The EXPLORE Act, he continued, “will unlock opportunities for many more families nationwide.”


The original NPS proposal to ban fixed anchors in all wilderness areas included not only bolts, but literally all fixed anchors like jammed camming devices, fixed rappel stations (webbing slings, pitons or other removable items like wired stoppers and such. Draconian to say the least, this proposal would have been impossible to implement and virtually impossible to find and identify existing fixed protection. Most support for the ban came from wilderness advocates who have no understanding of what wilderness climbing is and the threat to safe climbing that it represented. Fortunately cooler heads and calm organized advocacy from the AAC and the Access Fund in particular helped send this proposal to a well deserved trash bin. I do support the continuing requirement that all new bolts must be drilled by hand.
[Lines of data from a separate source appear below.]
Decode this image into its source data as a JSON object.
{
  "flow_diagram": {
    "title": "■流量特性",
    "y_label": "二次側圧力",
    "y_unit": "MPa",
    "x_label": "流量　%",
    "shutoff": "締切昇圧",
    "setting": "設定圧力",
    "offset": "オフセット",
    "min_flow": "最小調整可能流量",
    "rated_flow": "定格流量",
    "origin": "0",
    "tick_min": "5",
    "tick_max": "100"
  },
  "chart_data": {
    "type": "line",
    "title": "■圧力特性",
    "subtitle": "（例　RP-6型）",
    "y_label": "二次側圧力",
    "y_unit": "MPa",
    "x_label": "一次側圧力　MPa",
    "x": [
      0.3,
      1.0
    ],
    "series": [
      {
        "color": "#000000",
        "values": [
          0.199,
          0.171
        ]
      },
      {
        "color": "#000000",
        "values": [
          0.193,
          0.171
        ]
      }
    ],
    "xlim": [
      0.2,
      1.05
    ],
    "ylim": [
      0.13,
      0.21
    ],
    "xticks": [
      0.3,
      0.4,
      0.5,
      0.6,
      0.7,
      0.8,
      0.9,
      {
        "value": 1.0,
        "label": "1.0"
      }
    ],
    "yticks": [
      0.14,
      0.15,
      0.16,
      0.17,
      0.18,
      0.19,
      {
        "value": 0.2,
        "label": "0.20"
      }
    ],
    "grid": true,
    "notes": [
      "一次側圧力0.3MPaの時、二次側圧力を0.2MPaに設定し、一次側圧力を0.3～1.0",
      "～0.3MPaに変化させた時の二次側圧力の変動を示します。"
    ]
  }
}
As someone who climbed in the Cirque way back in the 90’s and enjoyed the challenge of climbing unbolted routes, I have mixed feelings about bolting in wilderness designated areas. While bolting may make climbing safer and more accessible for some, it does alter the nature of the rock and the climb itself. Knowing where to place removable protection is part of the skill of climbing, and many questions arise about the placement and management of bolts in remote areas. It is necessary to consider all the implications, long term ramifications and fine print of allowing bolting before any blanket permission is granted for wilderness areas. Personally, I need to know more of the specifics and will seek to read all the bill myself.
Why is there even a debate on placing some bolt anchors in rocks for climber safety in locations only a few will ever access while the Nature Conservancy and the Green Team wants to cover Wyoming’s beautiful open spaces on federal land with acres of solar panels and wind turbines?
Thanks Katie. The biggest thing that needs to happen for the Wind Rivers is a permitting system from July 15 through August 31.